I couldn’t tell you exactly what has caused this increase. One suggestion, in a 2001 National Geographic website article, says that the transition from treating Latin as a purely reading course to one more closely resembling a modern language course has triggered a renewal of interest. According to my father (who hated it), my professor (who, I guess, didn’t hate it), and some prospective employers (who just want someone competent enough to teach it), my secondary school Latin education was not the same as theirs. This is probably very true: in middle school, my class spent a good deal of time doing Roman history, cultural activities, singing songs, reading myths, making skits, and bringing in food, as well as memorizing noun and verb endings.

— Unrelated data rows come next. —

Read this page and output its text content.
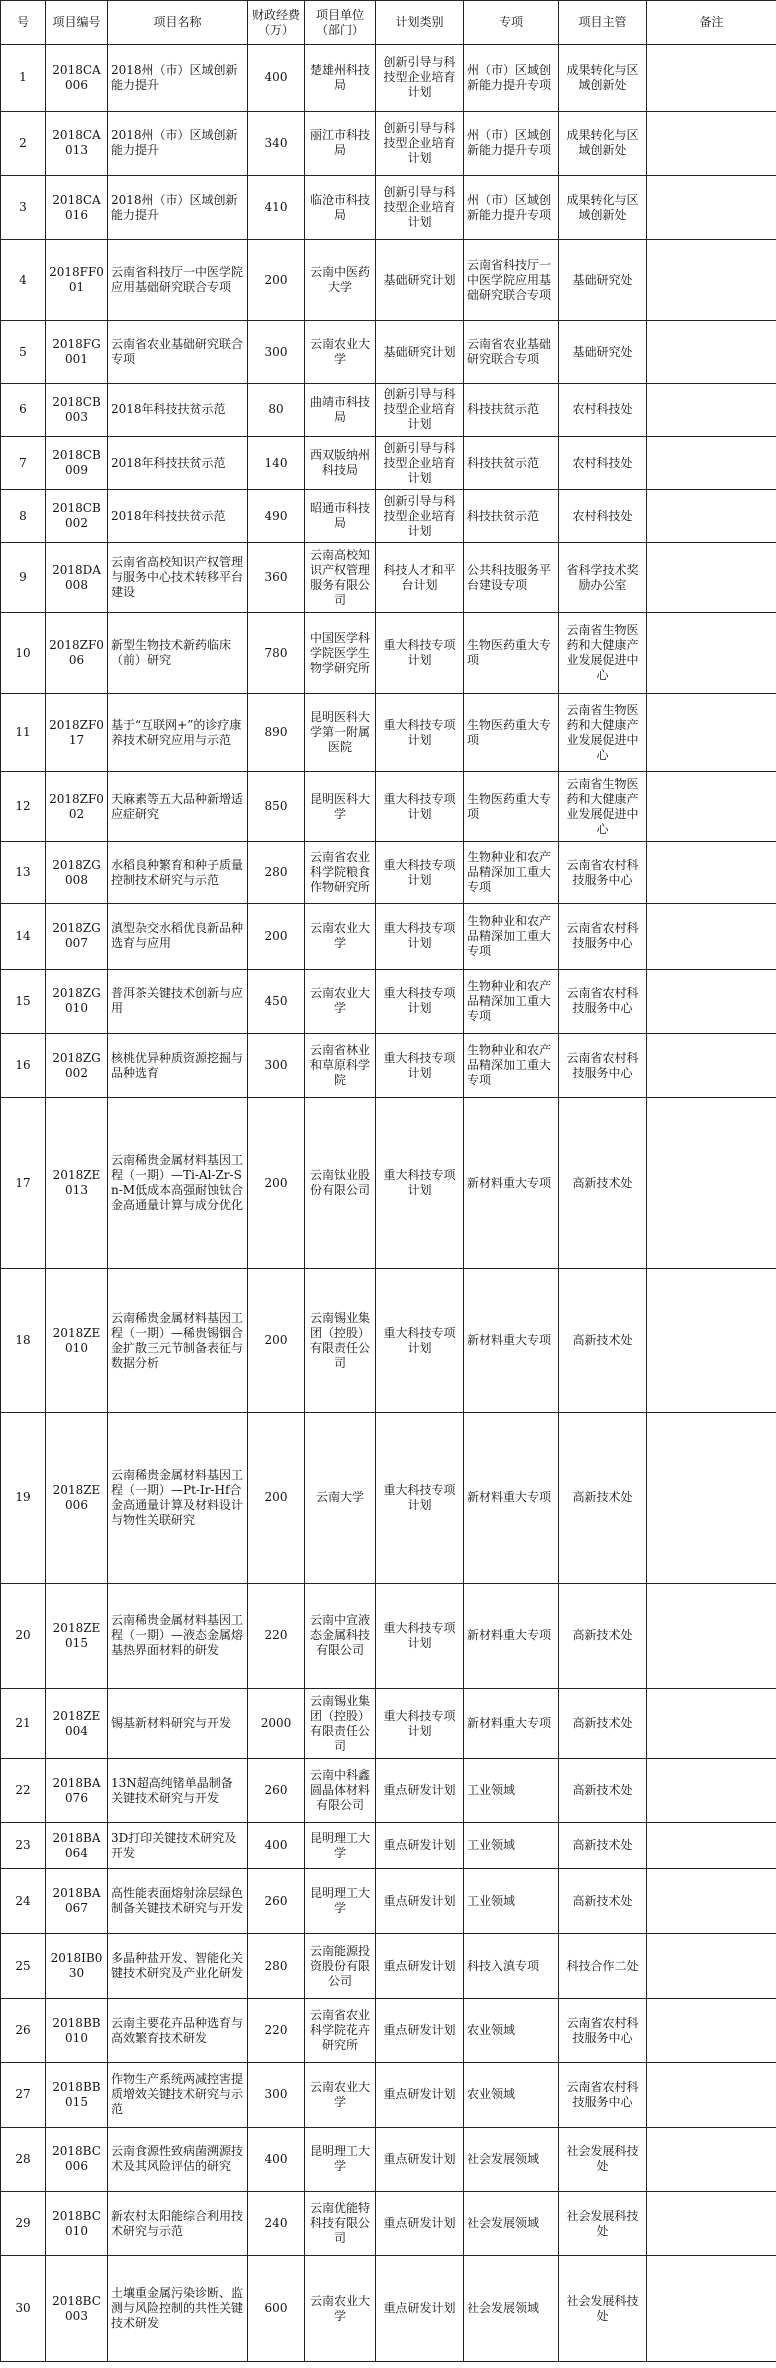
号	项目编号	项目名称	财政经费（万）	项目单位（部门）	计划类别	专项	项目主管	备注
1	2018CA006	2018州（市）区域创新能力提升	400	楚雄州科技局	创新引导与科技型企业培育计划	州（市）区域创新能力提升专项	成果转化与区域创新处	
2	2018CA013	2018州（市）区域创新能力提升	340	丽江市科技局	创新引导与科技型企业培育计划	州（市）区域创新能力提升专项	成果转化与区域创新处	
3	2018CA016	2018州（市）区域创新能力提升	410	临沧市科技局	创新引导与科技型企业培育计划	州（市）区域创新能力提升专项	成果转化与区域创新处	
4	2018FF001	云南省科技厅一中医学院应用基础研究联合专项	200	云南中医药大学	基础研究计划	云南省科技厅一中医学院应用基础研究联合专项	基础研究处	
5	2018FG001	云南省农业基础研究联合专项	300	云南农业大学	基础研究计划	云南省农业基础研究联合专项	基础研究处	
6	2018CB003	2018年科技扶贫示范	80	曲靖市科技局	创新引导与科技型企业培育计划	科技扶贫示范	农村科技处	
7	2018CB009	2018年科技扶贫示范	140	西双版纳州科技局	创新引导与科技型企业培育计划	科技扶贫示范	农村科技处	
8	2018CB002	2018年科技扶贫示范	490	昭通市科技局	创新引导与科技型企业培育计划	科技扶贫示范	农村科技处	
9	2018DA008	云南省高校知识产权管理与服务中心技术转移平台建设	360	云南高校知识产权管理服务有限公司	科技人才和平台计划	公共科技服务平台建设专项	省科学技术奖励办公室	
10	2018ZF006	新型生物技术新药临床（前）研究	780	中国医学科学院医学生物学研究所	重大科技专项计划	生物医药重大专项	云南省生物医药和大健康产业发展促进中心	
11	2018ZF017	基于“互联网+”的诊疗康养技术研究应用与示范	890	昆明医科大学第一附属医院	重大科技专项计划	生物医药重大专项	云南省生物医药和大健康产业发展促进中心	
12	2018ZF002	天麻素等五大品种新增适应症研究	850	昆明医科大学	重大科技专项计划	生物医药重大专项	云南省生物医药和大健康产业发展促进中心	
13	2018ZG008	水稻良种繁育和种子质量控制技术研究与示范	280	云南省农业科学院粮食作物研究所	重大科技专项计划	生物种业和农产品精深加工重大专项	云南省农村科技服务中心	
14	2018ZG007	滇型杂交水稻优良新品种选育与应用	200	云南农业大学	重大科技专项计划	生物种业和农产品精深加工重大专项	云南省农村科技服务中心	
15	2018ZG010	普洱茶关键技术创新与应用	450	云南农业大学	重大科技专项计划	生物种业和农产品精深加工重大专项	云南省农村科技服务中心	
16	2018ZG002	核桃优异种质资源挖掘与品种选育	300	云南省林业和草原科学院	重大科技专项计划	生物种业和农产品精深加工重大专项	云南省农村科技服务中心	
17	2018ZE013	云南稀贵金属材料基因工程（一期）—Ti-Al-Zr-Sn-M低成本高强耐蚀钛合金高通量计算与成分优化	200	云南钛业股份有限公司	重大科技专项计划	新材料重大专项	高新技术处	
18	2018ZE010	云南稀贵金属材料基因工程（一期）—稀贵锡铟合金扩散三元节制备表征与数据分析	200	云南锡业集团（控股）有限责任公司	重大科技专项计划	新材料重大专项	高新技术处	
19	2018ZE006	云南稀贵金属材料基因工程（一期）—Pt-Ir-Hf合金高通量计算及材料设计与物性关联研究	200	云南大学	重大科技专项计划	新材料重大专项	高新技术处	
20	2018ZE015	云南稀贵金属材料基因工程（一期）—液态金属熔基热界面材料的研发	220	云南中宣液态金属科技有限公司	重大科技专项计划	新材料重大专项	高新技术处	
21	2018ZE004	锡基新材料研究与开发	2000	云南锡业集团（控股）有限责任公司	重大科技专项计划	新材料重大专项	高新技术处	
22	2018BA076	13N超高纯锗单晶制备关键技术研究与开发	260	云南中科鑫圆晶体材料有限公司	重点研发计划	工业领域	高新技术处	
23	2018BA064	3D打印关键技术研究及开发	400	昆明理工大学	重点研发计划	工业领域	高新技术处	
24	2018BA067	高性能表面熔射涂层绿色制备关键技术研究与开发	260	昆明理工大学	重点研发计划	工业领域	高新技术处	
25	2018IB030	多晶种盐开发、智能化关键技术研究及产业化研发	280	云南能源投资股份有限公司	重点研发计划	科技入滇专项	科技合作二处	
26	2018BB010	云南主要花卉品种选育与高效繁育技术研发	220	云南省农业科学院花卉研究所	重点研发计划	农业领域	云南省农村科技服务中心	
27	2018BB015	作物生产系统两减控害提质增效关键技术研究与示范	300	云南农业大学	重点研发计划	农业领域	云南省农村科技服务中心	
28	2018BC006	云南食源性致病菌溯源技术及其风险评估的研究	400	昆明理工大学	重点研发计划	社会发展领域	社会发展科技处	
29	2018BC010	新农村太阳能综合利用技术研究与示范	240	云南优能特科技有限公司	重点研发计划	社会发展领域	社会发展科技处	
30	2018BC003	土壤重金属污染诊断、监测与风险控制的共性关键技术研发	600	云南农业大学	重点研发计划	社会发展领域	社会发展科技处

On the other hand, my dad’s class was a hellish experience involving a lot of chanting.
One caveat of this method is that teachers can spend too much time on other activities and not enough on the language itself. My high school experience had this shortfall, with my heavily-tenured, well-entrenched Latin teacher cultivating a reputation for an easy A – I didn’t realize how bad I was after five years until I pitted my skills against kids from other schools at UDallas’ Latin-in-Rome program. Luckily, while my high school education may not have been orthodox, it sparked my interest in Roman history, which pulled me back to Latin and Classical Studies in college.
In the process of interviewing, it has been interesting to see how this and other issues play out. I have learned about strange curricula and I have been asked even weirder interview questions. The best was, “Do you think that Christianity caused the fall of the Roman Empire?” No. But we Classicists have more subtle ways of turning your students into little budding atheists… wink.
Altogether, the search for a job has been an eye-opening experience. Most irksome, though, is maintaining the presence of mind to realize that just because Latin and Classics are important to me doesn’t make them important or necessary to anyone else. If I get a Teach for America job, you can bet that Latin is not even going to be on their list of considerations. I’ll probably find myself fully immersed in the realm of the basic and useful, because there are some schools that can’t afford to ride the tides of popularity.